In Grade 6 I realised that high school was just around the corner and that I would be going to Benoni High School without a single friend. That’s when I met Lucy Walker and she became my best friend! We were inseparable, but also polar opposites. She was white. I am black. She had a stay-at-home Mom. My Mom is a doctor. She had a pool. I don’t. She was my other sister for many happy years of my childhood. She was my BFF; Best Friend Forever.
Well Forever didn’t last very long. When other kids discovered that “Hey, that Suzy girl is actually quite cool” Lucy and I drifted apart and eventually broke up. *sniff sniff* And since Lucy, I have had other BFF’s. But the recent break up between myself and another BFF’s prompted some in-depth soul-searching & … *blah blah blah*
What is a friend? How do you define friendship?
I read a quote recently that made me re-evaluate many of my “friendships”

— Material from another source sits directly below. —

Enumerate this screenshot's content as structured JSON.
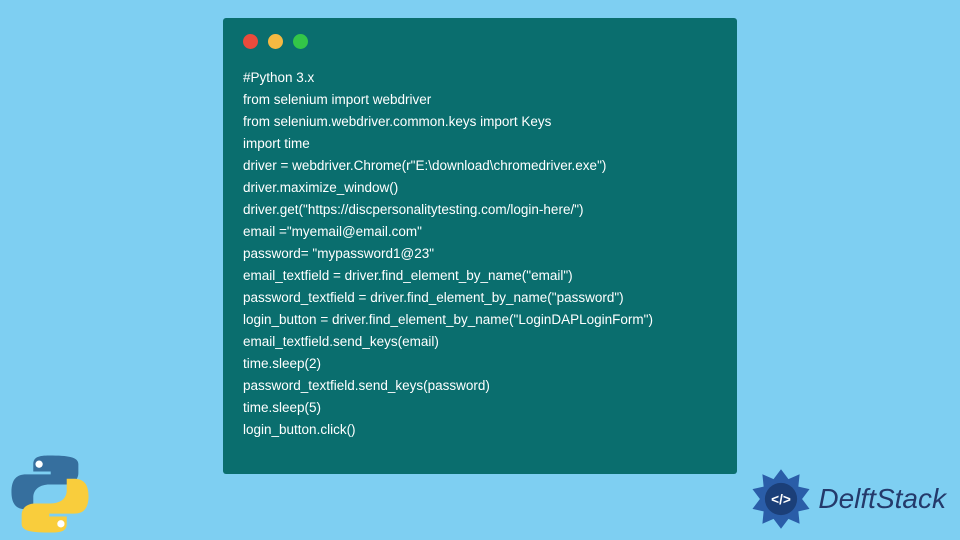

“Fear your friends more than your enemies. You can see trouble coming from your enemies, but you can’t see it from your friends. And they have the power to destroy you.”
This is true. But maybe you should ask yourself, is it worth livng in constant fear with people who are supposed to be your friends? Be careful, who you call a friend and who call a BFF. Because “forever” is a long time to be friends with someone you live in fear of!